Wales' national poet Gillian Clarke has written a poem marking Barack Obama's inauguration as US president.

Clarke said she was "delighted" to have been commissioned to pen the poem for the historic occasion.

Obama will become the first African American to hold the post when he is installed as the 44th president.

Clarke, whose work is studied for GCSE and A level exams, said she had been inspired by the reaction of pupils in Birmingham, England, to the election.

The poet originally from Cardiff but now living in Ceredigion explained: "A few days after his election I was performing in front of 2,000 schoolchildren in Birmingham.

"Academi's message that they wanted me to write a poem for Obama came through and I was introduced by the chief examiner as the National Poet of Wales who will write a poem for Obama.

NEW YEAR, 2009

Venus in the arc of the young moon

is a boat the arms of a bay,

the sky clear to infinity

but for the trailing gossamer

of a transatlantic plane.

The old year and the old era dead,

pushed burning out to sea

bearing the bones of heroes, tyrants,

ideologues, thieves and deceivers

in a smoke of burning money.

The dream is over. Glaciers will melt.

Seas will rise to swallow golden islands.

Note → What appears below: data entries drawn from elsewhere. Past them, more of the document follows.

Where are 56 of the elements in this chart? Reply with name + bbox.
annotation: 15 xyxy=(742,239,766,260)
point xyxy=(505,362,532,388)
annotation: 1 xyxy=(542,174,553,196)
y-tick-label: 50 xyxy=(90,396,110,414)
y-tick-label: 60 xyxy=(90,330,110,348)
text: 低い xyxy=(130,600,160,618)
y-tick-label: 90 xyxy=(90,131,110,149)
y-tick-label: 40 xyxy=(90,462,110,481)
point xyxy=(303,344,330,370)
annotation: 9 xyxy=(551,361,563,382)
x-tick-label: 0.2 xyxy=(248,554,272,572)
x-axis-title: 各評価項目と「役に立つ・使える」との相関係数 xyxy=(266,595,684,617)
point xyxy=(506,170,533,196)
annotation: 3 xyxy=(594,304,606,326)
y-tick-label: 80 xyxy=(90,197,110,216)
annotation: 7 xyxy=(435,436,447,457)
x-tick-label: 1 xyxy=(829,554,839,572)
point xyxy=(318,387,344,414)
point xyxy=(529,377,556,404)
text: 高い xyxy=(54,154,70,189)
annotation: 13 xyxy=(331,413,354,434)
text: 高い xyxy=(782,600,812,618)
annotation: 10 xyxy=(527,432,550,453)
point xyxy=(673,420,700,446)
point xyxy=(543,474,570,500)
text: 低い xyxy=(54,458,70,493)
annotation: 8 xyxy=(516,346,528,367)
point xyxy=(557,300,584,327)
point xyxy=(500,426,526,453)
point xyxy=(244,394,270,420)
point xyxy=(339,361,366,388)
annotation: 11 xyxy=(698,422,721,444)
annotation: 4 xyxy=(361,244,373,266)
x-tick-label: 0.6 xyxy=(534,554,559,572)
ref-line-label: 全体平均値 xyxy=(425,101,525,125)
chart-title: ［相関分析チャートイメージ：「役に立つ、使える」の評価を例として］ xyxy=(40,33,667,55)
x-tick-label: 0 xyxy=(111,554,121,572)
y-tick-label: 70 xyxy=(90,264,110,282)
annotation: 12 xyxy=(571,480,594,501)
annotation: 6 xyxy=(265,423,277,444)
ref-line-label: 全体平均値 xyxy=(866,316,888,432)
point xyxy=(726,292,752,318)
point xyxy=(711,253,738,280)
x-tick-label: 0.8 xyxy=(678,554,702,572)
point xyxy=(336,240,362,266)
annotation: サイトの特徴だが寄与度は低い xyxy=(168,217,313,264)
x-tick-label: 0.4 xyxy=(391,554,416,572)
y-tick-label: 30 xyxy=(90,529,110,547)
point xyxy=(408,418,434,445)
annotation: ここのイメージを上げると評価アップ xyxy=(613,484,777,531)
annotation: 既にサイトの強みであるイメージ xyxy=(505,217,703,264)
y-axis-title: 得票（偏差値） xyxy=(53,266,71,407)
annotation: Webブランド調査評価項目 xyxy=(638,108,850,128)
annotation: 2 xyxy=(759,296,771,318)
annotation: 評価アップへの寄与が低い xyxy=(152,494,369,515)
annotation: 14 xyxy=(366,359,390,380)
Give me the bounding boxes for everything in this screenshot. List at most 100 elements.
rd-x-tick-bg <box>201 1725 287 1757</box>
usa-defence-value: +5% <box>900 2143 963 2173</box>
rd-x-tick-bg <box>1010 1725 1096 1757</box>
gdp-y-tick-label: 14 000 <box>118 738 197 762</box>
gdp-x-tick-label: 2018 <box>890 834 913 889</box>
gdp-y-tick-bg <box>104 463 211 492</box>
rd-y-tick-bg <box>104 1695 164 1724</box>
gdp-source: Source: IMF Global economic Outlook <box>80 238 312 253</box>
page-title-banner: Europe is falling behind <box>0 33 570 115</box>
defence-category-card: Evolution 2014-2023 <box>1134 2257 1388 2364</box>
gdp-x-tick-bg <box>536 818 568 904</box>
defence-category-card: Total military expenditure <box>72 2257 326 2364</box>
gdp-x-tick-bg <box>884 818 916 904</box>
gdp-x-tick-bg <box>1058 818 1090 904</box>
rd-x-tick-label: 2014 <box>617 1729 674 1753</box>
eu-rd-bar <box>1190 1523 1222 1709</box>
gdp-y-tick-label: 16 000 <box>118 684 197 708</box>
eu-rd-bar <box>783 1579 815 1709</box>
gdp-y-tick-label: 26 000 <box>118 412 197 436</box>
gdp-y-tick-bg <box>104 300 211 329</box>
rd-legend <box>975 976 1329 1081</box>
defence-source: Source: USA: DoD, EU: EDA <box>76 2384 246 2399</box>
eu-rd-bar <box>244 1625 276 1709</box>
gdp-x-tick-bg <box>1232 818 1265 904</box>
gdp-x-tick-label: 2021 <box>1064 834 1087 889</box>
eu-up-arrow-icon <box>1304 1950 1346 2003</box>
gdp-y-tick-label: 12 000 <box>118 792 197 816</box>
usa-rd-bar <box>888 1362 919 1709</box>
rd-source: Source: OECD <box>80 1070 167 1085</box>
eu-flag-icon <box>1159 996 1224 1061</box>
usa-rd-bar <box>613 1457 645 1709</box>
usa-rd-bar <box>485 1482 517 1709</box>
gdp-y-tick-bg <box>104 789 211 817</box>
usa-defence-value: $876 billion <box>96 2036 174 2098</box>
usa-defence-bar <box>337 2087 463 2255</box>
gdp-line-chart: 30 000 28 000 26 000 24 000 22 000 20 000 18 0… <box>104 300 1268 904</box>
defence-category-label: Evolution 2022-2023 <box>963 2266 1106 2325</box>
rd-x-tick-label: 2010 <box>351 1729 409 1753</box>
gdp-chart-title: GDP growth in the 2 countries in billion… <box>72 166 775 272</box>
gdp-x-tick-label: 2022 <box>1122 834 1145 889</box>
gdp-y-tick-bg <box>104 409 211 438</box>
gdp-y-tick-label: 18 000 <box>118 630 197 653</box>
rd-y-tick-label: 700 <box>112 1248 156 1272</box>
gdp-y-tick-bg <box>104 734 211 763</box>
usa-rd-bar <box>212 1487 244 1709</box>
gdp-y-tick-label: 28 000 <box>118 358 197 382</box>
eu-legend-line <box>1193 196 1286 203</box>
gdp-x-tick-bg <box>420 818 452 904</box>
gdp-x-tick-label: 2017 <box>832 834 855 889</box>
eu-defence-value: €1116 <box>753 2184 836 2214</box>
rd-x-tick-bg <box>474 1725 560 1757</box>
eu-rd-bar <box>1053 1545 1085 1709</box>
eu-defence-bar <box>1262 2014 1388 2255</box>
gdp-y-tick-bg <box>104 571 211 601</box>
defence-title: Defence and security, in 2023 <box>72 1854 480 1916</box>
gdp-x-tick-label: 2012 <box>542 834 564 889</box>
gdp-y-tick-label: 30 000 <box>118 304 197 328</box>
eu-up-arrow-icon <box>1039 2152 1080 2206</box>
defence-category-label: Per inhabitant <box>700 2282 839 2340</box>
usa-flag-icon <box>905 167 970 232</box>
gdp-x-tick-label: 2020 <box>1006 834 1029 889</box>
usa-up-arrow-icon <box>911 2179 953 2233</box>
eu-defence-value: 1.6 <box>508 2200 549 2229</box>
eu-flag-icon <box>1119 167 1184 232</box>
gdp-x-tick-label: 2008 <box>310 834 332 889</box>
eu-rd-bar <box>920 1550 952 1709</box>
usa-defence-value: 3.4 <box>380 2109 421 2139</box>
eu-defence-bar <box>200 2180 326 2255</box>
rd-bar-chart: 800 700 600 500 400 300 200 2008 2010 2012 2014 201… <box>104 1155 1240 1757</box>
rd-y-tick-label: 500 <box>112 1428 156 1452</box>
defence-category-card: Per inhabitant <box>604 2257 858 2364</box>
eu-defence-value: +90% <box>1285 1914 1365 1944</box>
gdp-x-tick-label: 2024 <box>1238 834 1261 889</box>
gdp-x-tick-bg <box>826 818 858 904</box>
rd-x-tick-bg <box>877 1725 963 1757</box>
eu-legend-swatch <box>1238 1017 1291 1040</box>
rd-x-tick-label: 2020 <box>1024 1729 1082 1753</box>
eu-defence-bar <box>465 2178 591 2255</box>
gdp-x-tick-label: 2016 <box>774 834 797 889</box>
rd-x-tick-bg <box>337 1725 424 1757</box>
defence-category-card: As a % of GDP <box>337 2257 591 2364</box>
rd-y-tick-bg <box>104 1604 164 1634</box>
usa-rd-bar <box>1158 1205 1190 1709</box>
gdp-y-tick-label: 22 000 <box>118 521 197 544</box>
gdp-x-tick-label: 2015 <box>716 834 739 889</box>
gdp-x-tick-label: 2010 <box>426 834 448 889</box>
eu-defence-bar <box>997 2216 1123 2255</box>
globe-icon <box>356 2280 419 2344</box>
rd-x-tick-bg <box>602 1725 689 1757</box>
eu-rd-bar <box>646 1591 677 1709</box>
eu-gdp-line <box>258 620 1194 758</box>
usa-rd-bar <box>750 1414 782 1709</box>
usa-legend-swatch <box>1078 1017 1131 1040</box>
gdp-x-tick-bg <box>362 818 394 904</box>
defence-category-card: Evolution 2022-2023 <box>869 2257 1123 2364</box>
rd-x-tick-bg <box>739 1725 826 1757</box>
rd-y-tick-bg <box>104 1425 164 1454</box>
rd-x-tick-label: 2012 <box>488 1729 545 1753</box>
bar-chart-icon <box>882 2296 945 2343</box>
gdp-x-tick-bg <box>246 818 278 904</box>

Somewhere a volcano may whelm a city,

earth shake its skin like an old horse,

a hurricane topple a town to rubble.

Yet tonight, under the cold beauty

of the moon and Venus, something like hope begins,

as if times can turn, the world change course,

as if truth can speak, good men come to power,

and words have meaning again.

Maybe black-hearted boys in love with death

won't blow themselves and us to smithereens.

Maybe guns will fall silent, the powerful

cease slaughtering the weak, the rich

will not gorge as the poor starve.

Hope spoke the word 'Yes', the word 'we', the word 'can',

and a thousand British teenagers at Poetry Live

rose to their feet in a single yell of joy -

black, white, Christian, Muslim, Jew,

faithful and faithless. We are all in this together.

Ie. gallwn ni. (Yes, we can)


"Immediately all the children stood up cheering and hugging each other and I was astounded.

"If 15-year-old kids get excited about Barack Obama winning the election, then it gives me this great feeling of hope, a hope that we can all share in.

"It is not just that we believe he's a good man or an eloquent man, but that we somehow need him to be a man who appreciates language and truth, and will make all the lies of the last eight years disappear.

"We're on his side and we'll try to make it work.

"We're all black now. And it's taught us all - from schoolchildren in Birmingham to poets in Wales - that if you're black, you can do it; if you're a woman, you can do it; if you're young, you can do it. And if you're Welsh, we can do it."

Baraclk Obama
Barack Obama will become the 44th US President next week

Academi, which promotes literature in Wales, has sent the poem to president-elect Obama along with another in Welsh from the Welsh-language Children's Laureate Ifor ap Glyn.

Clarke is the third National Poet of Wales, a role established in 2005 by Academi with Arts Council of Wales Lottery funding.

Gwyneth Lewis was the first incumbent, followed by Professor Gwyn Thomas.

Clarke's work is studied in schools across the UK .

From November 2008 to February 2009 she will have performed her work in front of over 100,000 schoolchildren as part of the Poetry Live! events.

In February she will read and discuss her work with 900 English students in Dubai.